Sam (Sonny van Utteren) und Tess (Josephine Arendsen) erleben unvergessliche Tage am Strand.
In "Meine wunderbar seltsame Woche mit Tess" entwickelt sich zwischen zwei sehr unterschiedlichen Kindern eine ungewöhnliche Ferienfreundschaft.

Meine wunderbar seltsame Woche mit Tess

KINOSTART: 03.09.2020 • Familienfilm • NL/D (2019) • 84 MINUTEN
Lesermeinung
prisma-Redaktion
Originaltitel
Mijn bijzonder rare week met Tess
Produktionsdatum
2019
Produktionsland
NL/D
Laufzeit
84 Minuten

Filmkritik

Sommerferien mit Nachwirkungen
Von Diemuth Schmidt

"Meine wunderbar seltsame Woche mit Tess" erzählt ein mitreißendes Sommerferien-Abenteuer, in dem ein träumerischer Junge und ein selbstbewusstes Mädchen gemeinsam die Welt der Erwachsenen auf den Kopf stellen.
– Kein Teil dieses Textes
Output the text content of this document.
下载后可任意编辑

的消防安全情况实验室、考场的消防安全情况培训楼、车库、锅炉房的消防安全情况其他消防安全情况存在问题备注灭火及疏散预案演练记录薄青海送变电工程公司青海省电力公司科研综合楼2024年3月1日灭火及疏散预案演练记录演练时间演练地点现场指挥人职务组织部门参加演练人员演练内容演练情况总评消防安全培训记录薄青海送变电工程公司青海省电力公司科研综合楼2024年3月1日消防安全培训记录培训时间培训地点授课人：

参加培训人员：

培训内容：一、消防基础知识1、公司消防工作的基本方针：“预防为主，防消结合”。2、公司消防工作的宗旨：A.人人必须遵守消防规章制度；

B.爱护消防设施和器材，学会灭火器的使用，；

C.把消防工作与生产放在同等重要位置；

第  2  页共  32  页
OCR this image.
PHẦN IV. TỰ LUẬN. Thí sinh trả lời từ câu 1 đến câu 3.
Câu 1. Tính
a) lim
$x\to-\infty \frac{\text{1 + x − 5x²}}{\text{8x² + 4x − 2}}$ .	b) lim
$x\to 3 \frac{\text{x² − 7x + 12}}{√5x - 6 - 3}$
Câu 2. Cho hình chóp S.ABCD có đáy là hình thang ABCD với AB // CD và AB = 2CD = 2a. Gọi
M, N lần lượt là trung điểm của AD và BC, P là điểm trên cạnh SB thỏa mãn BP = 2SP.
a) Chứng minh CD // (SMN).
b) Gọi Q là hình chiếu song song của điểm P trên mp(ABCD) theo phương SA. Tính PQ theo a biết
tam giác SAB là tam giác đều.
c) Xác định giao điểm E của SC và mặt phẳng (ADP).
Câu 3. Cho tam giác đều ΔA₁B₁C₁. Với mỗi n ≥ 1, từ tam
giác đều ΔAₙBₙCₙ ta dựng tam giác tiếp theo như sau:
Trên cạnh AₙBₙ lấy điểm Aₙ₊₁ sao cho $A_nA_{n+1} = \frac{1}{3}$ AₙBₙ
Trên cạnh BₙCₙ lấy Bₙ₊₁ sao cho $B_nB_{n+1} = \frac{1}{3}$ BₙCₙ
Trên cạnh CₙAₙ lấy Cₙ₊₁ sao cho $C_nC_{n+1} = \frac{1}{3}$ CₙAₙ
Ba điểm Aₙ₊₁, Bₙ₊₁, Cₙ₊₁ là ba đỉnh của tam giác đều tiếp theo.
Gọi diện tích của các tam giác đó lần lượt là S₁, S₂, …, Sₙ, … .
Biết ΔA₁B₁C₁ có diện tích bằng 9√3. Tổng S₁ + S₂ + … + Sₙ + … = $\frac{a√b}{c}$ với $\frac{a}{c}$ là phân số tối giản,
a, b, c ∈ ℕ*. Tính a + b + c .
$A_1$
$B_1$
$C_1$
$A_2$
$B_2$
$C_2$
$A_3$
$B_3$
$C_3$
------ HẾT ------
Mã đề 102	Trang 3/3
Die Ferien auf der niederländischen Insel Terschelling beginnen für Sam (Sonny van Utteren) und seine Familie mit einem kleinen Schock. Sams Bruder Jorre (Julian Ras) bricht sich das Bein und ist für den Rest des Aufenthalts an das Ferienhaus gefesselt. Damit fallen auch viele gemeinsame Aktivitäten der vier aus, und Sam beginnt, allein durch die Küstenlandschaft zu streifen. Durch den Vorfall fühlt sich der Jüngste der Familie bestätigt, dass sein Ferienprojekt, das "Alleinsein-Training", wirklich Sinn macht. Sein Gedanke dabei ist, dass er wahrscheinlich länger leben wird als der Rest seiner Familie. "Wenn ich nur genug übe, ist es später gar nicht schlimm, wenn ich allein übrigbleibe", denkt sich Sam. Spätestens jetzt ist klar, dass sich "Meine wunderbar seltsame Woche mit Tess" nicht mit oberflächlichen Charakteren zufriedengibt und mehr zu erzählen hat als eine schöne Sommerferiengeschichte.

Auch wenn sich Sam selbst für ziemlich seltsam hält, gibt es auf der Insel tatsächlich noch jemand, der ihn in seiner Skurrilität schlägt: die elfjährige Tess (Josephine Arendsen). Das energische und selbstbewusste Mädchen stellt gleich klar, wer in ihrer sich anbahnenden Freundschaft wie auch beim gemeinsamen Tanzen das Sagen hat: nämlich sie selbst.

Sam zeigt sich fasziniert von der Inselbewohnerin, die mit ihrer Mutter alleine auf Terschelling lebt. Ihren Vater, sagt Tess' Mutter, brauche sie nicht. Das stimmt zwar, aber Tess will ihn dennoch kennenlernen. Also entwickelt sie einen geheimen Plan. Der Haken an der Sache ist, dass Hugo (Johannes Kienast), so heißt ihr Vater, nicht ahnt, dass er eine Tochter hat, und dem forschen jungen Mädchen, das ihn unter einem Vorwand auf die Insel gelockt hat, ganz unbedarft begegnet.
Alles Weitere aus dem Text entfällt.